From D.W. Griffith's "Birth of a Nation" back in 1915 to the #OscarsSoWhite boycott of the 88th Academy Awards, Hollywood hasn't exactly had the smoothest relationship with race. While a large portion of this disconnect between the film industry and minority groups has fallen onto the black community through avenues like the blaxploitation films of the 1970s and white actors dominating leading roles in many genres in the present day, a string of recent and upcoming releases has drawn more attention to the whitewashing of Asian characters and stories.
Whitewashing — recasting a role or retelling a story to place a white person (predominantly a man) at the forefront of the action — has been happening in Hollywood for years. A laundry list of famous white actors have been cast as Asian characters during their careers, either for the effect of stereotyping a race for laughs (as in Mickey Rooney's difficult-to-watch depiction of the Japanese Mr. Yunioshi in "Breakfast at Tiffany's") or because having a white male powerhouse leading a film was thought to be a safer bet than an using Asian actor, which is how John Wayne ended up portraying Genghis Khan in 1956's "The Conqueror."
Though the Rooneyish stereotyping roles of the past have died down (but not died out) in the modern era, Hollywood still has a serious John Wayne problem with casting white actors in Asian roles. The American live-action remake of 1995's Japanese anime classic "Ghost in the Shell," one of the more egregious examples in a recent memory overflowing with egregious examples, is set to be released this week.
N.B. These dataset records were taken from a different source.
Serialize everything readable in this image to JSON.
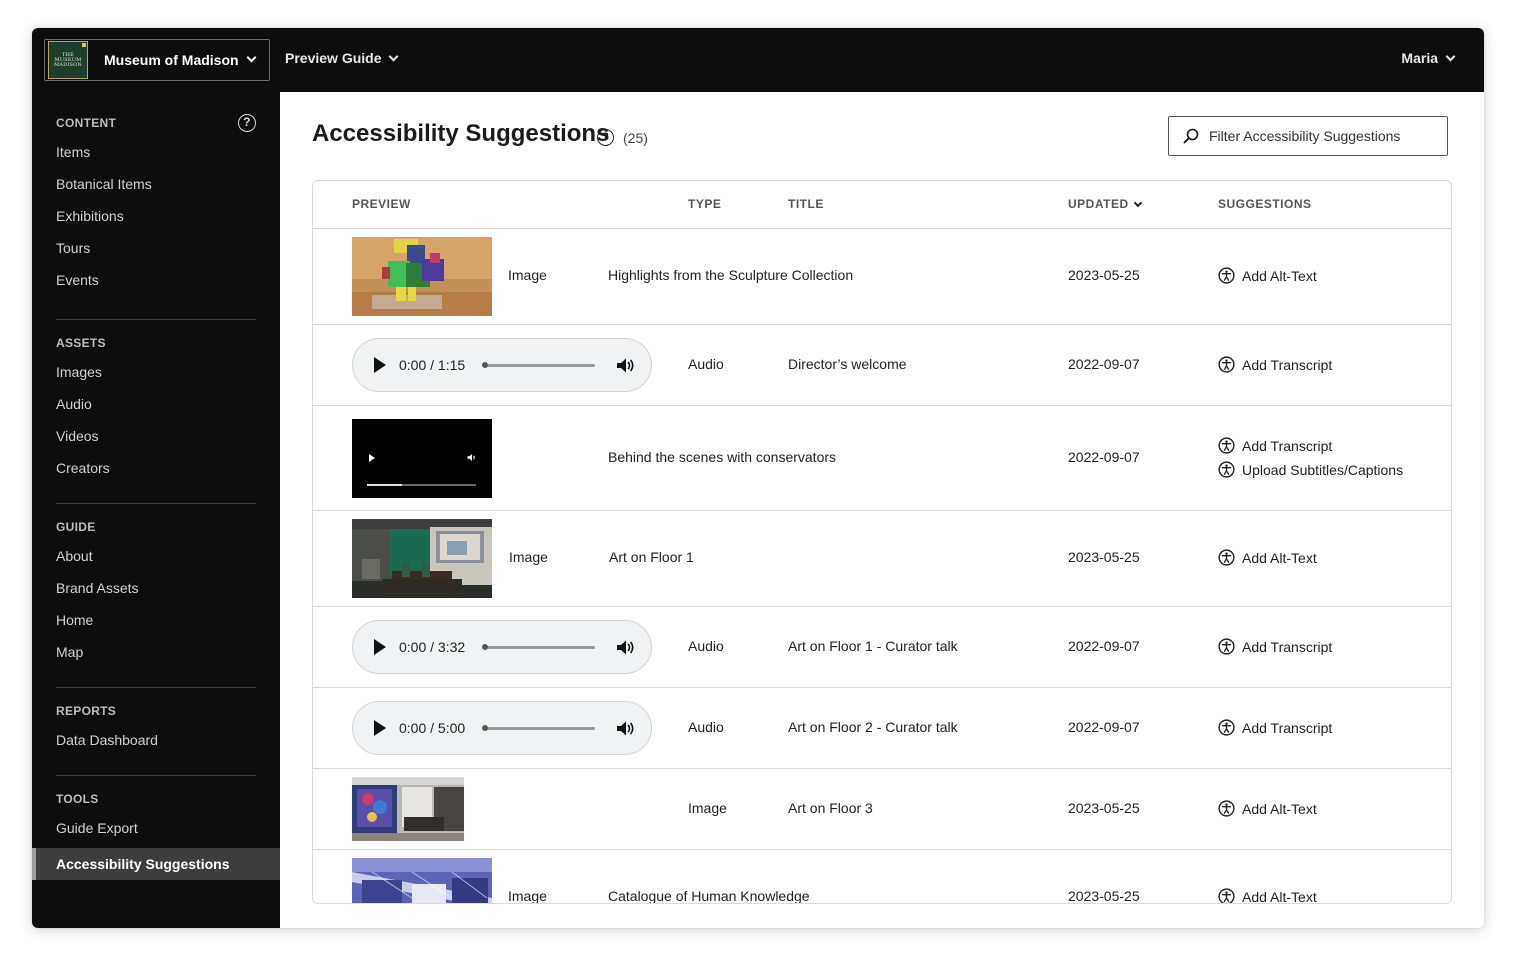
{
  "topbar": {
    "org_name": "Museum of Madison",
    "logo_text": "THE MUSEUM MADISON",
    "preview_guide": "Preview Guide",
    "user_name": "Maria"
  },
  "sidebar": {
    "content": {
      "heading": "CONTENT",
      "items": [
        "Items",
        "Botanical Items",
        "Exhibitions",
        "Tours",
        "Events"
      ]
    },
    "assets": {
      "heading": "ASSETS",
      "items": [
        "Images",
        "Audio",
        "Videos",
        "Creators"
      ]
    },
    "guide": {
      "heading": "GUIDE",
      "items": [
        "About",
        "Brand Assets",
        "Home",
        "Map"
      ]
    },
    "reports": {
      "heading": "REPORTS",
      "items": [
        "Data Dashboard"
      ]
    },
    "tools": {
      "heading": "TOOLS",
      "items": [
        "Guide Export",
        "Accessibility Suggestions"
      ]
    },
    "active_item": "Accessibility Suggestions"
  },
  "main": {
    "title": "Accessibility Suggestions",
    "count": "(25)",
    "filter_placeholder": "Filter Accessibility Suggestions",
    "columns": {
      "preview": "PREVIEW",
      "type": "TYPE",
      "title": "TITLE",
      "updated": "UPDATED",
      "suggestions": "SUGGESTIONS"
    },
    "rows": [
      {
        "preview": "sculpture-image",
        "type": "Image",
        "title": "Highlights from the Sculpture Collection",
        "updated": "2023-05-25",
        "suggestions": [
          "Add Alt-Text"
        ]
      },
      {
        "preview": "audio-player",
        "audio_time": "0:00 / 1:15",
        "type": "Audio",
        "title": "Director’s welcome",
        "updated": "2022-09-07",
        "suggestions": [
          "Add Transcript"
        ]
      },
      {
        "preview": "video-player",
        "type": "",
        "title": "Behind the scenes with conservators",
        "updated": "2022-09-07",
        "suggestions": [
          "Add Transcript",
          "Upload Subtitles/Captions"
        ]
      },
      {
        "preview": "gallery-room-image",
        "type": "Image",
        "title": "Art on Floor 1",
        "updated": "2023-05-25",
        "suggestions": [
          "Add Alt-Text"
        ]
      },
      {
        "preview": "audio-player",
        "audio_time": "0:00 / 3:32",
        "type": "Audio",
        "title": "Art on Floor 1 - Curator talk",
        "updated": "2022-09-07",
        "suggestions": [
          "Add Transcript"
        ]
      },
      {
        "preview": "audio-player",
        "audio_time": "0:00 / 5:00",
        "type": "Audio",
        "title": "Art on Floor 2 - Curator talk",
        "updated": "2022-09-07",
        "suggestions": [
          "Add Transcript"
        ]
      },
      {
        "preview": "floor3-image",
        "type": "Image",
        "title": "Art on Floor 3",
        "updated": "2023-05-25",
        "suggestions": [
          "Add Alt-Text"
        ]
      },
      {
        "preview": "library-image",
        "type": "Image",
        "title": "Catalogue of Human Knowledge",
        "updated": "2023-05-25",
        "suggestions": [
          "Add Alt-Text"
        ]
      }
    ]
  },
  "colors": {
    "topbar": "#0d0d0d",
    "sidebar": "#0d0d0d",
    "active_item_bg": "#3d3d3d",
    "border": "#dadada"
  }
}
The film stars Scarlett Johansson in the lead role of Mokoto Kusanagi, also known as The Major, the leader of an assault force of cybernetically enhanced officers in a future Tokyo. Aside from casting a white woman in an Asian role, the American version has her known solely as The Major, dropping her Japanese name for Western audiences.
From a genre and star-power standpoint, I can understand to some degree the casting of someone like Johansson for the role of The Major. She's one of the most bankable stars on the planet at the moment and one who has maintained a niche with sci-fi fans most likely to be lining up to see "Ghost in the Shell."
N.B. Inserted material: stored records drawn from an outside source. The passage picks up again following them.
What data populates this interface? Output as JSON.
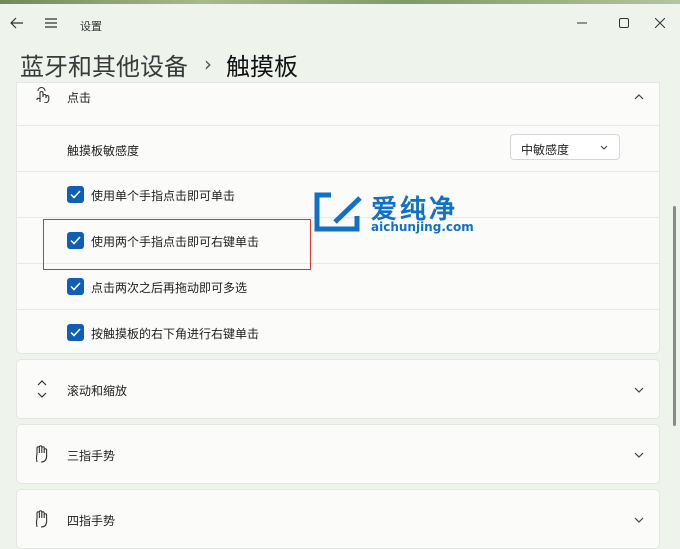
{
  "window": {
    "app_title": "设置"
  },
  "breadcrumb": {
    "parent": "蓝牙和其他设备",
    "separator": "›",
    "current": "触摸板"
  },
  "taps_section": {
    "header": "点击",
    "sensitivity_label": "触摸板敏感度",
    "sensitivity_value": "中敏感度",
    "options": [
      {
        "label": "使用单个手指点击即可单击",
        "checked": true
      },
      {
        "label": "使用两个手指点击即可右键单击",
        "checked": true
      },
      {
        "label": "点击两次之后再拖动即可多选",
        "checked": true
      },
      {
        "label": "按触摸板的右下角进行右键单击",
        "checked": true
      }
    ]
  },
  "sections": [
    {
      "label": "滚动和缩放",
      "icon": "scroll-zoom-icon"
    },
    {
      "label": "三指手势",
      "icon": "three-finger-hand-icon"
    },
    {
      "label": "四指手势",
      "icon": "four-finger-hand-icon"
    }
  ],
  "watermark": {
    "text_cn": "爱纯净",
    "text_en": "aichunjing.com"
  },
  "colors": {
    "accent": "#0f5fb6",
    "highlight_box": "#d9362b",
    "watermark": "#1271c5"
  }
}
But that star power doesn't explain the apparent need for more subtle removals of characters' Asian identities (like a Japanese name) in a movie that otherwise features robotic geisha assassins and futuristic Tokyo cityscapes. That's picking and choosing with artistic license to preserve the exoticism that the Asian setting and origin of the story presents while coddling an assumed white audience with faces and names they might be more "comfortable" with.
The remake of "Ghost in the Shell" and other films like it work to capitalize on the cool of a culture while denying the identity of the people responsible for creating it. It's not a new problem, but it's one that Hollywood should by now be making steps to acknowledge and correct.